We’ve seen quite a few high profile Covid-19 busted deal cases that started out in litigation end up with a negotiated resolution. That’s not unusual; after all, many buyers use the threat of an MAE out as leverage to reopen valuation discussions. But in a recent blog, Alison Frankel raises an interesting question: “If both parties know the endgame is revised deal terms or a negotiated breakup fee why go through the expensive rituals of litigation? Wouldn’t it be more efficient to skip the whole litigation detour and go straight to settlement talks?”

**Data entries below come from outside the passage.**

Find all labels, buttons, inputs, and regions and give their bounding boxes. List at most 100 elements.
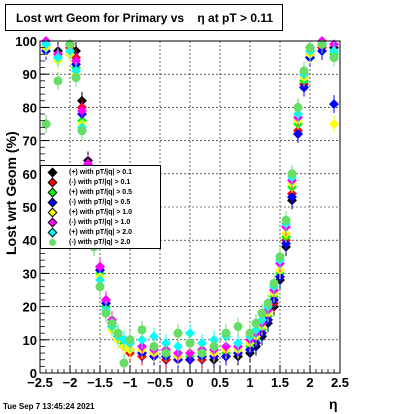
legend-entry: (-) with pT/|q| > 0.1 [41, 177, 160, 188]
axes: −2.5 −2 −1.5 −1 −0.5 0 0.5 1 1.5 2 2.5 0 10 20 30 40 50 6… [15, 34, 349, 390]
data-point [185, 338, 195, 348]
timestamp: Tue Sep 7 13:45:24 2021 [3, 402, 95, 411]
data-point [251, 318, 261, 328]
data-point [221, 341, 231, 352]
x-tick-label: 0 [186, 375, 193, 390]
data-point [263, 298, 273, 308]
legend-entry: (-) with pT/|q| > 1.0 [41, 217, 160, 228]
legend-label: (+) with pT/|q| > 0.5 [69, 189, 133, 196]
data-point [281, 238, 291, 249]
x-tick-label: −1 [123, 375, 138, 390]
data-point [77, 105, 87, 116]
x-tick-label: 2.5 [331, 375, 349, 390]
data-point [53, 76, 63, 86]
data-point [305, 43, 315, 53]
legend-marker [47, 217, 58, 228]
legend-marker [47, 207, 58, 218]
x-tick-label: 0.5 [211, 375, 229, 390]
legend-marker [47, 177, 58, 188]
data-point [101, 308, 111, 318]
data-point [185, 348, 195, 359]
y-tick-label: 80 [23, 100, 37, 115]
legend-marker [47, 197, 58, 208]
legend-entry: (+) with pT/|q| > 0.1 [41, 167, 160, 178]
x-tick-label: −2.5 [27, 375, 53, 390]
legend-label: (-) with pT/|q| > 2.0 [69, 239, 131, 246]
data-point [197, 348, 207, 358]
data-point [185, 328, 195, 339]
data-point [137, 325, 147, 335]
y-tick-label: 0 [30, 366, 37, 381]
data-point [107, 318, 117, 328]
data-point [41, 39, 51, 50]
data-point [209, 341, 219, 351]
data-point [233, 322, 243, 332]
data-point [125, 335, 135, 345]
data-point [269, 278, 279, 288]
legend-entry: (+) with pT/|q| > 2.0 [41, 227, 160, 238]
data-point [137, 334, 147, 345]
data-point [293, 102, 303, 112]
y-tick-label: 30 [23, 266, 37, 281]
y-tick-label: 70 [23, 134, 37, 149]
data-point [161, 338, 171, 349]
grid-lines [40, 41, 340, 373]
y-tick-label: 40 [23, 233, 37, 248]
data-point [275, 252, 285, 262]
legend-marker [47, 167, 58, 178]
data-point [149, 341, 159, 351]
x-tick-label: −0.5 [147, 375, 173, 390]
data-point [245, 328, 255, 338]
legend: (+) with pT/|q| > 0.1 (-) with pT/|q| > 0… [40, 165, 161, 249]
x-axis-label: η [329, 396, 338, 412]
legend-entry: (-) with pT/|q| > 0.5 [41, 197, 160, 208]
data-point [287, 192, 297, 202]
legend-label: (-) with pT/|q| > 1.0 [69, 219, 131, 226]
x-tick-label: −1.5 [87, 375, 113, 390]
data-point [95, 282, 105, 292]
legend-entry: (-) with pT/|q| > 2.0 [41, 238, 160, 248]
y-tick-label: 50 [23, 200, 37, 215]
legend-entry: (+) with pT/|q| > 0.5 [41, 187, 160, 198]
data-point [161, 348, 171, 358]
data-point [293, 129, 303, 139]
data-point [221, 328, 231, 338]
data-point [119, 358, 129, 368]
x-tick-label: 2 [306, 375, 313, 390]
x-tick-label: 1 [246, 375, 253, 390]
data-point [173, 341, 183, 352]
data-point [281, 215, 291, 225]
legend-entry: (+) with pT/|q| > 1.0 [41, 207, 160, 218]
data-point [41, 119, 51, 129]
y-tick-label: 20 [23, 300, 37, 315]
data-point [329, 53, 339, 63]
y-tick-label: 90 [23, 67, 37, 82]
x-tick-label: 1.5 [271, 375, 289, 390]
legend-label: (+) with pT/|q| > 1.0 [69, 209, 133, 216]
data-point [317, 39, 327, 49]
data-point [149, 331, 159, 342]
data-point [53, 52, 63, 63]
chart-title: Lost wrt Geom for Primary vs η at pT > 0… [16, 11, 274, 25]
legend-marker [47, 227, 58, 238]
data-point [77, 126, 87, 136]
y-tick-label: 60 [23, 167, 37, 182]
y-tick-label: 10 [23, 333, 37, 348]
data-point [257, 308, 267, 318]
x-tick-label: −2 [63, 375, 78, 390]
legend-label: (+) with pT/|q| > 0.1 [69, 169, 133, 176]
data-point [65, 39, 75, 49]
legend-marker [49, 239, 56, 246]
data-point [197, 338, 207, 349]
data-point [71, 73, 81, 83]
legend-label: (-) with pT/|q| > 0.5 [69, 199, 131, 206]
title-box: Lost wrt Geom for Primary vs η at pT > 0… [5, 4, 283, 31]
data-point [233, 338, 243, 349]
data-point [71, 55, 81, 66]
legend-marker [47, 187, 58, 198]
data-point [287, 169, 297, 179]
y-tick-label: 100 [15, 34, 37, 49]
data-point [329, 119, 339, 129]
data-point [299, 66, 309, 76]
y-axis-label: Lost wrt Geom (%) [3, 131, 19, 255]
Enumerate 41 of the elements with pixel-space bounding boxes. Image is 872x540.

Alison acknowledges that many deals do get renegotiated without litigation, but she asked a number of experts about why companies resort to litigation. These include former Delaware Chief Justice Leo Strine, Tulane Prof. Ann Lipton, and Widener Prof. Larry Hamermesh. Here’s an excerpt with their responses:
For buyers, the threat of MAE litigation is leverage, especially after Delaware Chancery Court ruled for the first time, in 2018’s Akorn v. Fresenius, that an acquiring company was entitled to walk away from a deal because the target had experienced an MAE. “It’s a way to force the target to the bargaining table,” said Lipton, the Tulane prof, by email. “The target may not want to roll the dice or live with prolonged uncertainty even if the odds are in its favor.”
Delaware law professor Hamermesh said that just bringing an MAE case can be a boon to buyers if the target’s business continues to decline. Litigation, he said, extends uncertainty for the company being acquired. That can mean extra pressure on the operating business, which might work to the buyer’s benefit in renegotiations of the deal price. “Time is on the buyer’s side,” he said.
Judges might not be thrilled about buyers using their courts more for leverage than to obtain actual decisions on their claims, Hamermesh said. Interestingly, though, longtime Delaware jurist Strine suggested in an email that court deadlines in MAE proceedings can force buyers to “face reality.” Strine noted that MAE provisions – which he calls “renegotiation clauses” – often lead to peaceable re-pricing agreements. But when the buyer and seller end up in court, Strine said, “the guarantee of a prompt trial and, as important, swift resolution to appeals limits the time for games playing.”
Shareholder pressure also factors into the mix. If a buyer’s shareholders feel the price is too rich, it may feel compelled to press an MAE claim in court. On the other hand, a seller’s board may fear shareholder suits if it agrees to price concessions without compelling the buyer to bring a lawsuit seeking to terminate the deal.
Of course, not every lawsuit ends up in a renegotiated deal. Earlier this week, Vice Chancellor Laster issued his opinion in AB Stable VIII v. Maps Hotels, (Del. Ch.; 11/20), in which he held that, although a seller did not suffer an MAE due to an applicable pandemic-related carve-out, its breaches of the ordinary course covenant & other contractual obligations gave the buyer the right to walk away from the deal. I’ll blog more about the case later, but it’s one of the Vice Chancellor’s 200+ page specials, so I’m still digesting it.